You should also tell them if any existing breathing problems get worse. You may have tests to check your lungs.

Effects on the heart

This treatment can affect the way the heart works. You may have tests to see how well your heart is working. These may be done before, during, and sometimes after treatment. If the treatment is causing heart problems, your doctor can change the type of treatment you are having. 

Contact a doctor straight away if you:

  • have pain or tightness in your chest 
  • feel breathless or dizzy
  • feel your heart is beating too fast or too slowly.

Other conditions can cause these symptoms, but it is important to get them checked by a doctor.

Effects on the nervous system

Rarely, FCR can affect the nervous system. You may:

  • feel anxious or restless
  • have problems sleeping
  • have mood changes
  • feel drowsy or confused.

Rarely, this treatment can cause seizures (fits). Tell your doctor or nurse straight away if you notice any of these symptoms. It’s important not to drive or operate machinery if you notice these effects.

It is important to tell your doctor or nurse straight away if you feel ill or have severe side effects. This includes any we don’t mention here.

Second cancer

FCR can increase the risk of developing a second cancer years later. This is rare. The bene-fits of treatment usually far outweigh this risk. Your doctor can talk to you about this.


Other information about FCR

Blood irradiation

After treatment with FCR, any blood and platelets you are given should first be treated with radiation.
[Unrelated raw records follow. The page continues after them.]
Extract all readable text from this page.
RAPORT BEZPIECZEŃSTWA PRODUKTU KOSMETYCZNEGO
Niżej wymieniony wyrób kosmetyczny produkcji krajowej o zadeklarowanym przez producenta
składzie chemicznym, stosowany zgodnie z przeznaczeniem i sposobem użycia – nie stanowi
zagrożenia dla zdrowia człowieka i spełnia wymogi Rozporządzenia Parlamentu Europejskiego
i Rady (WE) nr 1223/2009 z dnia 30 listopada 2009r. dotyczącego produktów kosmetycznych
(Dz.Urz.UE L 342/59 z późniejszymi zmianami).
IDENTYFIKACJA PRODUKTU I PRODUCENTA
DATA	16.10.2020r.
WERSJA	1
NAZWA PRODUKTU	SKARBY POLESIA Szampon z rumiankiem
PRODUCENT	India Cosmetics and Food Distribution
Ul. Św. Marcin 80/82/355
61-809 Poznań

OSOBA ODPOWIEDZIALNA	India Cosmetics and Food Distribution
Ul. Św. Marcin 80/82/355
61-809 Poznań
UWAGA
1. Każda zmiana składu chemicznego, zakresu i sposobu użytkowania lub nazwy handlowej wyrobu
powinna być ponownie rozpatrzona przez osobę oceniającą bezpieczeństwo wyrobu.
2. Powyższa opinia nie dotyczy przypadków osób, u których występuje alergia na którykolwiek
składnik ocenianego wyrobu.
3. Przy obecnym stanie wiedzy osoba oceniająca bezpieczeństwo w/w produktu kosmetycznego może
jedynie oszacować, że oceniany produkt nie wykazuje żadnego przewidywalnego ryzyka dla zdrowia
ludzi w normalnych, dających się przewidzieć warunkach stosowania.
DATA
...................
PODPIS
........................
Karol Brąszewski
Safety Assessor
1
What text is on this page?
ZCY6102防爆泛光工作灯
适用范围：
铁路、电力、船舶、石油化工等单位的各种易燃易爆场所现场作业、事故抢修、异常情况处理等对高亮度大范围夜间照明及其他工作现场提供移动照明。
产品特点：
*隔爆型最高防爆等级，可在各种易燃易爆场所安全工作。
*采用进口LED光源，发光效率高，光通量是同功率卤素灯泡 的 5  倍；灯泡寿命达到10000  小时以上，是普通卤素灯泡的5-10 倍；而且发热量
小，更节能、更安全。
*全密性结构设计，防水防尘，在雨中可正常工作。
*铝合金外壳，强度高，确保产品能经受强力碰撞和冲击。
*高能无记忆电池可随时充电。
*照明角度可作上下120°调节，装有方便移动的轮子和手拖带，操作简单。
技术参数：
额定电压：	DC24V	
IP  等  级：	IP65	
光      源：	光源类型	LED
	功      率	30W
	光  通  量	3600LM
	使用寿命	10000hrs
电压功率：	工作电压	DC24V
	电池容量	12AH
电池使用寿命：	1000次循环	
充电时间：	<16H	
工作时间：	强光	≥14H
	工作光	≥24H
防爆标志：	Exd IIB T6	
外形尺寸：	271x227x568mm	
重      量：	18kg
This lowers the risk of the donated blood cells reacting against your own. It won’t damage the blood or make you radioactive.

Your doctor will record in your medical notes that you should only be given irradiated blood products. They will also give you a card to carry in case you are treated at another hospital. Keep this card with you at all times and remind your hospital team that you need irradiated blood or platelets.

Blood clot risk

Cancer and some cancer treatments can increase the risk of a blood clot. Symptoms of a blood clot include:

  • pain, redness or swelling in a leg or arm
  • breathlessness
  • chest pain. 

If you have any of these symptoms, contact a doctor straight away. 

A blood clot is serious, but can be treated with drugs that thin the blood. Your doctor or nurse can give you more information.

Other medicines

Some medicines can affect chemotherapy or be harmful when you are having it. This includes medicines you can buy in a shop or chemist. Tell your cancer doctor about any drugs you are taking, including vitamins, herbal drugs and complementary therapies.

Contraception

Your doctor will advise you not to get pregnant or father a child while having this treatment. The drugs may harm the developing baby. It is important to use effective contraception.

Breastfeeding

Women are advised not to breastfeed while having this treatment and for some time afterwards. This is because the drugs could be passed to the baby through breast milk.

Fertility

Some chemotherapy drugs can affect whether you can get pregnant or father a child.

If you are a woman, your periods may become irregular or stop. This may be temporary, but for some women it is permanent. Your menopause may start sooner than it would have done.

There may be ways to preserve fertility for men and women. If you are worried about fertility, it is important to talk with your doctor before you start chemotherapy treatment.

Sex

If you have sex during this course of chemotherapy, you need to use a condom. This is to protect your partner in case there is any chemotherapy in semen or vaginal fluids.

Medical and dental treatment

If you need medical treatment for any reason other than cancer, always tell the doctors and nurses that you are having cancer treatment. Give them the contact details for your cancer doctor so they can ask for advice.

If you think you need dental treatment, talk to your cancer doctor or nurse. Always tell your dentist you are having cancer treatment.